Keeping with the times

If your office, like ours, is charged with marketing and student outreach programs, then student workers can be a tremendous resource. Staying current with marketing trends is a daunting task, but students are well equipped to reach their peers.

In the past, hiring student workers was universally seen as a cost-saving technique, but this view is outdated.

I’m reminded of one example when our marketing intern produced and advertisement with purple text. To me it didn’t look quite right, but as she explained, purple was the “in color” for teen and early twenties age groups at the time. A quick Google searched completely backed her claim.

Perhaps the most important reason to hire student workers, though, is to provide them with functional, hands-on experience and résumé building blocks. We are an institution of higher learning and our office is an extension of the institution. Thus, I feel it is my duty to help advance student knowledge.

During our pre-employment interviews, we ask, “what is your major and how may we help you attain your educational and career goals?”

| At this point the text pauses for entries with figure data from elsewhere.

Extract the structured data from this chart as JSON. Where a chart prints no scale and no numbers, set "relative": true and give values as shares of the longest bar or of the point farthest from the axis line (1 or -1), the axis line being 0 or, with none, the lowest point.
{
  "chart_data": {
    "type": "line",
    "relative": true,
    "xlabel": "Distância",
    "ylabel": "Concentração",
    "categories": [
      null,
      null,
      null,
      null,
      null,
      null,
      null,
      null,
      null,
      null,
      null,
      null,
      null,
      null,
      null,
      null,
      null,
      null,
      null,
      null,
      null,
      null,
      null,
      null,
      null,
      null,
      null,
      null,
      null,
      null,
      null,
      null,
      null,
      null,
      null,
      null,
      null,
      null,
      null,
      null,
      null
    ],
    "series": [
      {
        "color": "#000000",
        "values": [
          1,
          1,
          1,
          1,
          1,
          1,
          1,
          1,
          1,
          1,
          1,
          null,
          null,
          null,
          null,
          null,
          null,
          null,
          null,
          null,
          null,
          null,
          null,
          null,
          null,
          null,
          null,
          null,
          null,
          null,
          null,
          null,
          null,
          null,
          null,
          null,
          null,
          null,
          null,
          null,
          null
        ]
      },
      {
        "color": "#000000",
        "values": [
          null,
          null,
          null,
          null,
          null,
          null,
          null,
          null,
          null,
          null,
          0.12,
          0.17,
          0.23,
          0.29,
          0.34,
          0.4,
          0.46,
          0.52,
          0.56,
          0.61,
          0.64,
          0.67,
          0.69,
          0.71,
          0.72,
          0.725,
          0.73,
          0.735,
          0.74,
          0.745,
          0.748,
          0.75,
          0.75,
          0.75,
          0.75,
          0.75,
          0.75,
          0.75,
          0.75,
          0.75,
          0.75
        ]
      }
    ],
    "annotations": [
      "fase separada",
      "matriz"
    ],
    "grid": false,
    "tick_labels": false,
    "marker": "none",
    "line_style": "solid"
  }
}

Intra-departmental networking

Because card services interfaces with so many areas of student life on campus we are able offer hands-on experience in marketing, information technology, graphic design, communications, global business, management, education, accounting and many more areas. It’s not uncommon for our student employees to branch out and obtain part-time employment with one of our external merchants to further their education toward a specific career goal.

With our office’s wide range of responsibilities we are in need of at least 12 student workers every semester. But where and how do we recruit?

Between work-study job fares, financial aid listings and internal web postings, there’s no shortage of recruitment sources on campus. But the two most effective channels for our card service office have been word-of-mouth and intra-departmental recruitment.

Campus card services at Suffolk works very closely with many other student-facing departments. At times, our flexibility, opportunities and management style might better fit a student worker from another department. In these situations, our campus’ intra-departmental network will help to find a more suitable placement for these students.

Because Suffolk’s Card Services department is able to offer experience in several academic and professional disciplines, we are often the go-to department for student worker transfers. These transfers are always welcome and are made possible by strong bonds that the card services office has formed with other campus departments.

Word of mouth

An even more effective channel is word-of-mouth recruitment. Somewhat jokingly we implemented a rule that a graduating student worker needed to find someone to take their place. To our surprise, the rule has taken root and has been successfully followed.